Ninety-nine times out of a hundred, a man (and it is invariably a man) who tries to write like that is a geek and a crank who isn’t as smart as he thinks he is, for whom “a little knowledge is a dangerous thing”, and the results are cringe worthy. But incredibly, Levin pulls it off.
And Levin’s apparent confidence that “dumbing down” his message for our supposedly “stupider” times has paid off. Folks have lined up for hours at Levin’s book signings. It doesn’t hurt that Liberty & Tyranny was released just before the Tea Party movement took off; those activists are Levin’s readers and listeners, as became apparent during that disastrous CNN reporter’s encounter with one Tea Party attendee, who, it’s safe to guess, got his Lincoln stuff from pages 93-94 of Levin’s book.

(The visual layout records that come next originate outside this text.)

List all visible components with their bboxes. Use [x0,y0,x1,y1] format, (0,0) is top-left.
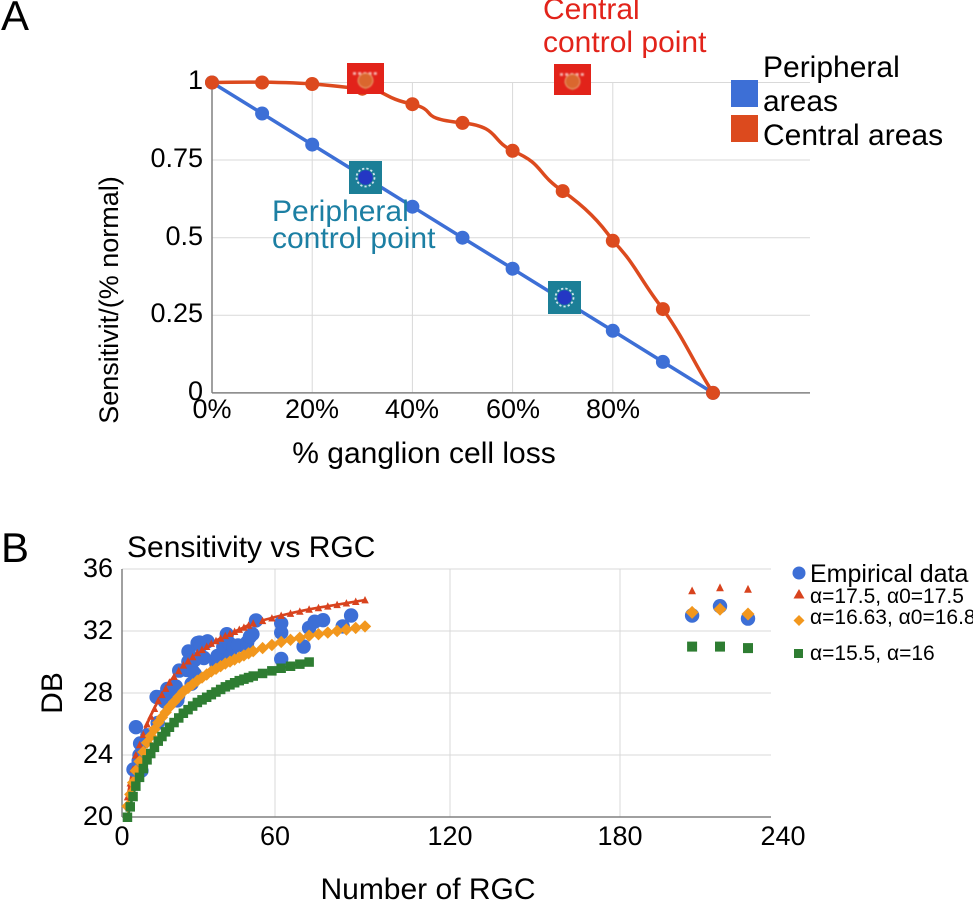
svg-text:120: 120 [427,821,472,851]
svg-text:α=15.5, α=16: α=15.5, α=16 [810,642,935,665]
svg-text:32: 32 [83,615,113,645]
svg-text:0: 0 [114,821,129,851]
svg-text:240: 240 [760,821,805,851]
svg-text:28: 28 [83,677,113,707]
svg-text:60: 60 [260,821,290,851]
svg-text:24: 24 [83,739,113,769]
svg-text:α=17.5, α0=17.5: α=17.5, α0=17.5 [810,585,964,608]
svg-text:Sensitivity vs RGC: Sensitivity vs RGC [127,531,375,564]
svg-text:Empirical data: Empirical data [810,560,968,588]
svg-text:36: 36 [83,553,113,583]
svg-text:Number of RGC: Number of RGC [320,873,535,904]
svg-text:180: 180 [597,821,642,851]
svg-text:20: 20 [83,801,113,831]
svg-text:DB: DB [36,672,69,714]
svg-text:α=16.63, α0=16.8: α=16.63, α0=16.8 [810,606,973,629]
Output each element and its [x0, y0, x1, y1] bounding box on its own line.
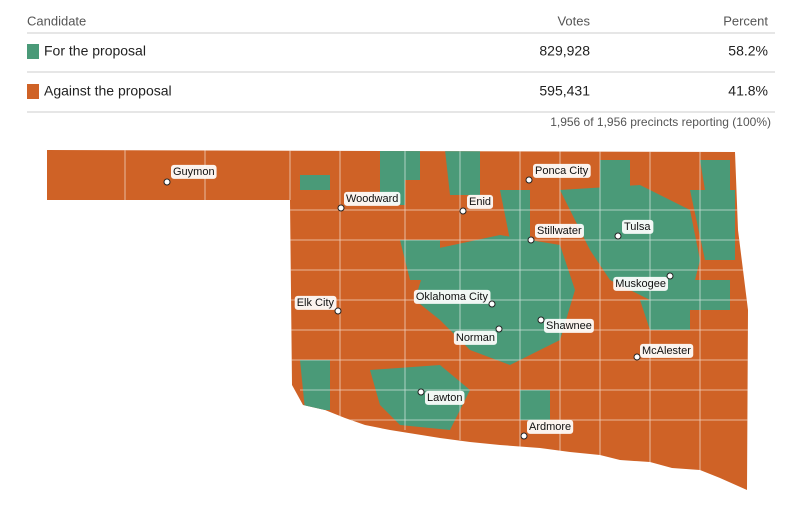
legend-swatch	[27, 84, 39, 99]
green-area	[300, 175, 330, 190]
column-header: Candidate	[27, 13, 86, 28]
city-label: Lawton	[427, 392, 462, 404]
city-marker: Elk City	[294, 295, 342, 315]
green-area	[300, 360, 330, 410]
result-value: 41.8%	[728, 83, 768, 99]
label-background	[294, 295, 337, 310]
green-area	[520, 390, 550, 420]
legend-swatch	[27, 44, 39, 59]
label-background	[413, 289, 491, 304]
green-area	[380, 150, 420, 205]
city-label: Tulsa	[624, 221, 651, 233]
city-label: Stillwater	[537, 225, 582, 237]
city-labels: Guymon Woodward Enid Ponca City Stillwater Tu…	[163, 163, 694, 440]
city-dot	[417, 388, 425, 396]
city-label: Enid	[469, 196, 491, 208]
city-marker: Guymon	[163, 164, 217, 186]
green-area	[445, 150, 480, 195]
city-dot	[488, 300, 496, 308]
label-background	[527, 419, 574, 434]
green-area	[640, 300, 690, 330]
label-background	[171, 164, 217, 179]
label-background	[622, 219, 654, 234]
city-dot	[537, 316, 545, 324]
city-dot	[495, 325, 503, 333]
green-area	[700, 160, 730, 190]
city-marker: Enid	[459, 194, 494, 215]
candidate-name: For the proposal	[44, 43, 146, 59]
green-area	[560, 185, 700, 300]
green-area	[470, 300, 530, 330]
label-background	[613, 276, 668, 291]
city-marker: Ponca City	[525, 163, 591, 184]
city-dot	[337, 204, 345, 212]
label-background	[533, 163, 591, 178]
green-area	[690, 280, 730, 310]
green-area	[370, 365, 470, 430]
city-marker: Stillwater	[527, 223, 584, 244]
city-marker: Norman	[453, 325, 503, 345]
city-label: Shawnee	[546, 320, 592, 332]
city-label: McAlester	[642, 345, 691, 357]
city-label: Oklahoma City	[416, 291, 489, 303]
candidate-name: Against the proposal	[44, 83, 172, 99]
green-area	[600, 160, 630, 190]
city-label: Muskogee	[615, 278, 666, 290]
map	[47, 150, 748, 490]
label-background	[467, 194, 494, 209]
city-label: Woodward	[346, 193, 398, 205]
city-marker: Shawnee	[537, 316, 594, 333]
city-label: Norman	[456, 332, 495, 344]
city-label: Guymon	[173, 166, 215, 178]
city-dot	[334, 307, 342, 315]
column-header: Votes	[557, 13, 590, 28]
city-dot	[163, 178, 171, 186]
label-background	[453, 330, 497, 345]
city-marker: Tulsa	[614, 219, 654, 240]
label-background	[544, 318, 594, 333]
result-value: 58.2%	[728, 43, 768, 59]
city-dot	[527, 236, 535, 244]
precincts-note: 1,956 of 1,956 precincts reporting (100%…	[550, 115, 771, 129]
city-dot	[633, 353, 641, 361]
city-label: Ponca City	[535, 165, 589, 177]
label-background	[535, 223, 584, 238]
city-dot	[525, 176, 533, 184]
city-dot	[520, 432, 528, 440]
green-area	[500, 190, 530, 240]
result-value: 595,431	[539, 83, 590, 99]
result-value: 829,928	[539, 43, 590, 59]
label-background	[425, 390, 465, 405]
city-dot	[459, 207, 467, 215]
city-dot	[666, 272, 674, 280]
label-background	[640, 343, 694, 358]
city-marker: Ardmore	[520, 419, 574, 440]
city-label: Ardmore	[529, 421, 571, 433]
city-marker: Woodward	[337, 191, 401, 212]
column-header: Percent	[723, 13, 768, 28]
city-dot	[614, 232, 622, 240]
city-marker: Lawton	[417, 388, 465, 405]
city-marker: Oklahoma City	[413, 289, 496, 308]
label-background	[344, 191, 401, 206]
city-label: Elk City	[297, 297, 335, 309]
green-area	[690, 190, 735, 260]
city-marker: Muskogee	[613, 272, 674, 291]
city-marker: McAlester	[633, 343, 694, 361]
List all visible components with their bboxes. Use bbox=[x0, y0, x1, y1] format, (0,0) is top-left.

Like the book's style, the content of Liberty & Tyranny is really nothing new, either. And that's a good thing. It IS a book about conservatism after all -- a philosophy that insists "there is nothing new under the sun" and that novelty can be deeply dangerous. This book provides as good a solid, short, modern, comprehensive yet comprehensible intro to Conservatism 101 as you'll find today.
The book is brimming with great “argument winning” facts (which, in another edition, would be better presented as sidebars to make them easier to spot.) This also makes for depressing reading. I felt suffocated by all the statistics about government waste and liberal fraud.
Liberty & Tyranny is more infuriating than inspirational, therefore. However, the fact that millions of readers have taken the book to heart most certainly is.
At this point, Levin’s Liberty & Tyranny is one of those books all American conservatives now have to read, whether they want to or not, because it has struck a nerve with enough readers to hit #1 on Amazon.com and stay there for weeks.
Will Liberty & Tyranny have a lasting impact? Obviously, it is too soon to tell. For now, Levin has helped restore the passion, patriotism and sense of purpose of countless ordinary Americans in truly trying times.
Liberty & Tyranny will help thousands “get through” the Obama era. Whether the book will help them overturn it and triumph over it remains to be seen.